There is one terrible barrier to knowing how to organize, it is the superstition that it involves changing the minds of people rather than reaching out to the millions who on some one or more issues already agrees. The anti-war movement has been partly crippled from the beginning by the slogan, "Support the Troops: Bring them home." (It is important not to attack the troops, as posters on this list are attacking the "american people," but that's another question.) That slogan encapsulated the idea that movement needed to persuade people who were for the war to be against the war; that it had to appeal to people, and change their minds, whose basic principle was patriotism. This is nonsense. To begin with the movement consists of (say) 1 out of every thousand of those who ALREADY OPPOSE THE WAR. The other 999 are sitting at home wishing someone would stop the war or hoping that good politicians will get elected to stop the war.
IT IS THOSE 999 passive haters of the war that the movement needs to reach.
All agitation is directed at those who already agree but either are passive or don't know they agree. It is never directed at changing minds by persuasion.

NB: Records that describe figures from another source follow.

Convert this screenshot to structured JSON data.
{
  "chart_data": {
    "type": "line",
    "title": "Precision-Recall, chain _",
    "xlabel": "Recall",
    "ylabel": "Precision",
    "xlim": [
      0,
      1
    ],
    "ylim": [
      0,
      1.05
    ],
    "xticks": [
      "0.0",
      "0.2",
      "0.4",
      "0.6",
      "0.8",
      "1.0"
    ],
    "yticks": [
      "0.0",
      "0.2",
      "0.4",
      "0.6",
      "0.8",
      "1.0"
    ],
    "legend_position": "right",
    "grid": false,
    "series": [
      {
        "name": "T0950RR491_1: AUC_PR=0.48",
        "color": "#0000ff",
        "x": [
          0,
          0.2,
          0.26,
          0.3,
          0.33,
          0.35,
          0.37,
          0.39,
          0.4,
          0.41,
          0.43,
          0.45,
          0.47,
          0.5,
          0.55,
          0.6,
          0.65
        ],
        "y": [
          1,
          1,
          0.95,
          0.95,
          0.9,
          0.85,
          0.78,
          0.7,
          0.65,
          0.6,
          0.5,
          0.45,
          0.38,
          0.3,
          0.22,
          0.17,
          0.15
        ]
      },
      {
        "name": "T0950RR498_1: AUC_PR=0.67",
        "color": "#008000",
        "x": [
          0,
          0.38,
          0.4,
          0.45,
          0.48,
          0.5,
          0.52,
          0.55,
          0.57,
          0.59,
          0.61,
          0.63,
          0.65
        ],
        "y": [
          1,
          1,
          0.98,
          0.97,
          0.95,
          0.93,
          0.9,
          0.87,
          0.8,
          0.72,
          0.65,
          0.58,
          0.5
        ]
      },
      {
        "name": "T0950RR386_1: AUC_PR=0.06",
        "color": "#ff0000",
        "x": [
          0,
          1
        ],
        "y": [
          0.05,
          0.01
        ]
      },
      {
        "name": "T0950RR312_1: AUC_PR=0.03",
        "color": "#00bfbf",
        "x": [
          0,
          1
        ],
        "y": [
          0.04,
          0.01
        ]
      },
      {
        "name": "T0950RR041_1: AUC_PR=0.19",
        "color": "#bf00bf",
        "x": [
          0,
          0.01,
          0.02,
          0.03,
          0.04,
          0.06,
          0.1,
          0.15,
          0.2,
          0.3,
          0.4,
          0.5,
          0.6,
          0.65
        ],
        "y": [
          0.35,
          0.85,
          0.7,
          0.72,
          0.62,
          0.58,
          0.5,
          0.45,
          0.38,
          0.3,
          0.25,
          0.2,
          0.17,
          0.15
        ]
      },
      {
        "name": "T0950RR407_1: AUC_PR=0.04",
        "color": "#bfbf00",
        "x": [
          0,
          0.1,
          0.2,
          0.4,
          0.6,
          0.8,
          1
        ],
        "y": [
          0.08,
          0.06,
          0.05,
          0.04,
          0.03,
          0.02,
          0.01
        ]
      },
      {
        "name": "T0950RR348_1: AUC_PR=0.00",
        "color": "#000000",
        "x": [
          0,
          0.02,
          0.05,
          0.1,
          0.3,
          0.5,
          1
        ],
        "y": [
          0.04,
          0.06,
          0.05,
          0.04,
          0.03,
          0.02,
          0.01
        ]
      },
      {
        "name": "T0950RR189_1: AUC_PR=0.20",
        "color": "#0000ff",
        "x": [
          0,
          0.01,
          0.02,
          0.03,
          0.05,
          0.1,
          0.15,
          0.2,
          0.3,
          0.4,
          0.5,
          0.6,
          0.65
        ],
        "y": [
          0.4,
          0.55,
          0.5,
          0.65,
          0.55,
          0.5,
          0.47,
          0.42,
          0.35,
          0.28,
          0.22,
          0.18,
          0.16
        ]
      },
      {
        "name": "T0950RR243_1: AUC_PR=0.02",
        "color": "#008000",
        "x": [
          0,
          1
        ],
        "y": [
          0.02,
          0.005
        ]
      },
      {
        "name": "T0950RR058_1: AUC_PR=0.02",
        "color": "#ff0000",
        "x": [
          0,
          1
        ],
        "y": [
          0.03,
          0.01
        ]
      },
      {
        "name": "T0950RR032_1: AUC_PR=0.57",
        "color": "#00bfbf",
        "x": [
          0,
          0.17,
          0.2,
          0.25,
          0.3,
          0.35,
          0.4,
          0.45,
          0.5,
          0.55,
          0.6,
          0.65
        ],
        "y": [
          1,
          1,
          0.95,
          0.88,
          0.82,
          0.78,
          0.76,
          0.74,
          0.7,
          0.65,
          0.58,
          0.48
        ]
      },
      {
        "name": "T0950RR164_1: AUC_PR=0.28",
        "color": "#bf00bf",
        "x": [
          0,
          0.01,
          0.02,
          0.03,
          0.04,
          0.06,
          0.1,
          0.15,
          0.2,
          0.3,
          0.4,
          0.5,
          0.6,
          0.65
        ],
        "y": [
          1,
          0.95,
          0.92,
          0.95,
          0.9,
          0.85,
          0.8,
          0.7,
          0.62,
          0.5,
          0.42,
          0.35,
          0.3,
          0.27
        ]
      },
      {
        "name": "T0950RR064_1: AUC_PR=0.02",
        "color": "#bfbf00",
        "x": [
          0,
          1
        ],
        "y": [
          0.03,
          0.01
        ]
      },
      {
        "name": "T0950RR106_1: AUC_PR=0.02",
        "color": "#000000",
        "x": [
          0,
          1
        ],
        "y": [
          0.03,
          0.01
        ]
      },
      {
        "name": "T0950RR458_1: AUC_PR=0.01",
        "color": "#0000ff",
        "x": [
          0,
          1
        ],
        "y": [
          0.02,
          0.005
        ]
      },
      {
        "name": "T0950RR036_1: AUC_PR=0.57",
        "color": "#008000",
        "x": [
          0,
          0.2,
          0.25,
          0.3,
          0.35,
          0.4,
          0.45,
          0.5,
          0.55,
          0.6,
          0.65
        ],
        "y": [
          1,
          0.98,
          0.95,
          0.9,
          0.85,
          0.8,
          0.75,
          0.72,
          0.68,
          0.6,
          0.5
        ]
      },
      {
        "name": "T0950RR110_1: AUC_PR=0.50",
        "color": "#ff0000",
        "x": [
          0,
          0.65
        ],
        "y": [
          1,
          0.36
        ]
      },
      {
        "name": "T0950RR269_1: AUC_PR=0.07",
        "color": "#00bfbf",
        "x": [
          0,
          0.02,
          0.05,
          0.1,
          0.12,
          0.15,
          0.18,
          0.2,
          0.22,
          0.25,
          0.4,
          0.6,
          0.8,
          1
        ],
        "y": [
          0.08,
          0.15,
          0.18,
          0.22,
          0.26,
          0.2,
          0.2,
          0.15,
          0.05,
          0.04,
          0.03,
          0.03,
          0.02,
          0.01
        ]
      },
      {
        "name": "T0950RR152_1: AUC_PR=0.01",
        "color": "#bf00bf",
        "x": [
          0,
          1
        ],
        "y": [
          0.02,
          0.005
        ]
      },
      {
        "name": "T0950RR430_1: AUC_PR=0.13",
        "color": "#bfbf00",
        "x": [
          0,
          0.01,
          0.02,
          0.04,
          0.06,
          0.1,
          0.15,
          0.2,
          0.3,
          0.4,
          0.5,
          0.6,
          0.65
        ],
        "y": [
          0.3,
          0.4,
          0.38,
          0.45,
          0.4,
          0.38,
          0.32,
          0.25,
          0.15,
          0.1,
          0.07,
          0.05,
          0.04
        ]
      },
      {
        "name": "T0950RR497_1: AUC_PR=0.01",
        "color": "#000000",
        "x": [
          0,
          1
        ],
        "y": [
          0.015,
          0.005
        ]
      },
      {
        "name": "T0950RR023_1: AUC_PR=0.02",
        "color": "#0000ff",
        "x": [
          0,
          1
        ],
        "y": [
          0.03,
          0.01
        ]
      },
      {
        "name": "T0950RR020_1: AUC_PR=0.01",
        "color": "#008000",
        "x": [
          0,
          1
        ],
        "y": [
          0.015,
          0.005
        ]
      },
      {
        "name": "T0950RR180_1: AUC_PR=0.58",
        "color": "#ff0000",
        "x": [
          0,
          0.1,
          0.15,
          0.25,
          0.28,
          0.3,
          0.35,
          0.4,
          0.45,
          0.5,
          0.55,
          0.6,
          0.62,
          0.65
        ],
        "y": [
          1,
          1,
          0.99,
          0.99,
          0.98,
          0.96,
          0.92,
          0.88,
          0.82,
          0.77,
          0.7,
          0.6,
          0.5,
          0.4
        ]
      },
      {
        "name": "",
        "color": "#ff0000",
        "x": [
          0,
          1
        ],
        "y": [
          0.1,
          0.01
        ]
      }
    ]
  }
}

It is the growth of the active movement (as well as events out in the world) that begin to change people's minds, not the arguments of the movement. Therefore the movement NEVER aims at "changing minds" with its arguments but ALWAYS continues to aim at people who already agree but aren't part of the movement yet.
That is the only theoretical principle necessary to become an organizer. EVerything else is to be learned on the job as it were.
But it is contemptible to blame the american people for passivity unless you are actively engaged yourself in some local organizing effort, no matter how futile it seems.